The saddest part of the process came a few days later when the committee took one of the more political of the six finalists and incorporated the worst of both Democrat and Republican wishes to a horrid combination pizza/doughnut where half of the city of Bountiful is in the same district as St. George while carving out a safe Republican district in Utah County that is nearly surrounded by the convoluted South Davis to St. George district.
My Vantage Point
In order to put my description of the ideal redistricting process in context I feel I should share my political persuasion for any who are not already familiar with it. I am decidedly conservative. Of the two major parties I definitely identify most closely with the Republicans and would love to see Republicans in all four of our congressional seats – especially if they were serious about a sustainable fiscal policy (just being “Republican” is not good enough for me). I have been unimpressed by all the “Fair Boundaries” posturing which really amounts to an anti-Republican position despite the rhetoric of fairness. That being said I believe in the principle that everyone should get a fair say in the representation. I don’t believe that we should have four Republicans in Congress simply on the basis of a cleverly drawn map. Likewise I do not believe that we should create districts based on the current incumbents (either to protect or to oust them).

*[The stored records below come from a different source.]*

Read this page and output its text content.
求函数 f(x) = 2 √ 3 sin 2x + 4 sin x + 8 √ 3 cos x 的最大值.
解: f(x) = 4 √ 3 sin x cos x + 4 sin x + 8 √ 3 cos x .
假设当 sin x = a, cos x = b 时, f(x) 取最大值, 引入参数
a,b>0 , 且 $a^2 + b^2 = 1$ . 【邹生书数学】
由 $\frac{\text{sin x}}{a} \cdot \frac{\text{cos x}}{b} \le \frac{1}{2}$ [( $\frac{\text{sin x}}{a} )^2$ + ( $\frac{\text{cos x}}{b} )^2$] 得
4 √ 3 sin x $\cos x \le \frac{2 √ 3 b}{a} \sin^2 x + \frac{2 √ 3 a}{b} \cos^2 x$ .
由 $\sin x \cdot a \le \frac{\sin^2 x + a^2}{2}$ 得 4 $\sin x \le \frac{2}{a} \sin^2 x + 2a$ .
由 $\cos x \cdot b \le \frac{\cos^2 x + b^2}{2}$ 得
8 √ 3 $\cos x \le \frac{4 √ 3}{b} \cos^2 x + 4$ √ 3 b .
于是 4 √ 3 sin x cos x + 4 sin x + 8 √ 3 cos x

The ideal way to do redistricting would be to ignore any political considerations. It should be done by a trained cartographer/statistician who has no connection to the area being mapped. They should have access to the census data on population but no record of voting history or incumbency. When the number of districts is not changing the lines should follow the existing district boundaries as much as possible to maintain continuity for voters (especially if the lines had previously been determined according to these criteria). If the number of districts is changing there should be no reference to existing boundaries except possibly if one of the existing districts correlates closely to the ideal population for the new districts.

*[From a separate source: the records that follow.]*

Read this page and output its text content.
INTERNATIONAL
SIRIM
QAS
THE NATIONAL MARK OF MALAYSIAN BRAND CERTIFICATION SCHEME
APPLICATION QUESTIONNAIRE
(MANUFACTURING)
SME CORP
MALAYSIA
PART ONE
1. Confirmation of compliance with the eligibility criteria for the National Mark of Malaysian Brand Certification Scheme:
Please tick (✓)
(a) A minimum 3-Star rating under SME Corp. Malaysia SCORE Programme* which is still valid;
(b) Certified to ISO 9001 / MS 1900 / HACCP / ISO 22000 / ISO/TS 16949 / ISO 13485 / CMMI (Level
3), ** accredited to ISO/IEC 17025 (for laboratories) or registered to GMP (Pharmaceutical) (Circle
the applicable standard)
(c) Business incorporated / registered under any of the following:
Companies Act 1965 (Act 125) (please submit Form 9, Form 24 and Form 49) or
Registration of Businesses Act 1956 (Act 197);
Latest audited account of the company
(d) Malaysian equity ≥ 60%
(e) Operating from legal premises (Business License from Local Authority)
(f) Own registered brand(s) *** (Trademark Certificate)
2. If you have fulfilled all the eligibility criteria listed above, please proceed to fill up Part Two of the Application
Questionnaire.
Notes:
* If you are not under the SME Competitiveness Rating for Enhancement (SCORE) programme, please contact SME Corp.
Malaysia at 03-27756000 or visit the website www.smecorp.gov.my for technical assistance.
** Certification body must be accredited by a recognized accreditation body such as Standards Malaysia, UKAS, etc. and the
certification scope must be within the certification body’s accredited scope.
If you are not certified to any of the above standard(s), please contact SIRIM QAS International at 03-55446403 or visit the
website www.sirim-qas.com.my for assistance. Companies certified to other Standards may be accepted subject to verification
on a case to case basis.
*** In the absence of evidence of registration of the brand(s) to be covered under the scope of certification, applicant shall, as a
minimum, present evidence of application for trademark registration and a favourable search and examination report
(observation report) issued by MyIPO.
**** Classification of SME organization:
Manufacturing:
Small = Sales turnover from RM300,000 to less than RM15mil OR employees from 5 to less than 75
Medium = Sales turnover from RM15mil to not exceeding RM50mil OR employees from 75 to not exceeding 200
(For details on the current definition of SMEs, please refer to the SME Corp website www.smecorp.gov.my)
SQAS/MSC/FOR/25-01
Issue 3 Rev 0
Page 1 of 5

The problems in the current process are all political considerations such as how to protect or oust incumbents and what defines a community of interest.

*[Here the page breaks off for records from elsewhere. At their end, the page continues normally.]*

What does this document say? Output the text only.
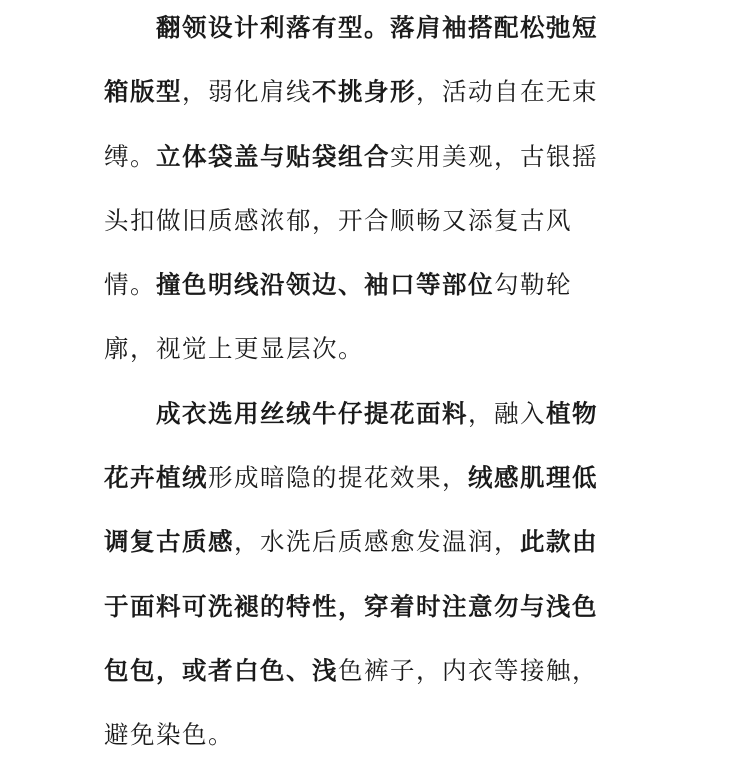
翻领设计利落有型。落肩袖搭配松弛短
箱版型，弱化肩线不挑身形，活动自在无束
缚。立体袋盖与贴袋组合实用美观，古银摇
头扣做旧质感浓郁，开合顺畅又添复古风
情。撞色明线沿领边、袖口等部位勾勒轮
廓，视觉上更显层次。
成衣选用丝绒牛仔提花面料，融入植物
花卉植绒形成暗隐的提花效果，绒感肌理低
调复古质感，水洗后质感愈发温润，此款由
于面料可洗褪的特性，穿着时注意勿与浅色
包包，或者白色、浅色裤子，内衣等接触，
避免染色。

The ideal process would be so politically agnostic that if citizens were randomly reassigned to new places of residence so that the population density was unchanged and demographics were completely altered the map would make as much sense before the reassignment as it did after. It makes sense to keep a county or city within one political subdivision where possible and to split it between as few as possible when necessary.
If we followed those criteria the best map of the six finalists was the one by David Garber. The second best of the six was the one by Steve Clark. Both of these were far and away better than the map by Rep. Sumsion that was tweaked to form the adopted base map. I am confident that the reason the Sumsion map was chosen instead was because of the other thing that those two maps have in common, they were both drawn by citizens (another political consideration) and therefore did not have a champion on the committee with as much emotional investment as Rep. Sumsion had for his map. In saying this I am not accusing Rep. Sumsion of anything nefarious or sinister. I fully expect that the author of each finalist map would consider their own map to be the best of the bunch. The problem is that these two maps, which were the best of the bunch, did not have a government official behind them to push for their adoption. I suspect that they were the first two dropped by the committee and that the Harper and Sumsion maps were the last two standing because they each incorporated the doughnut concept that the Democrats favored.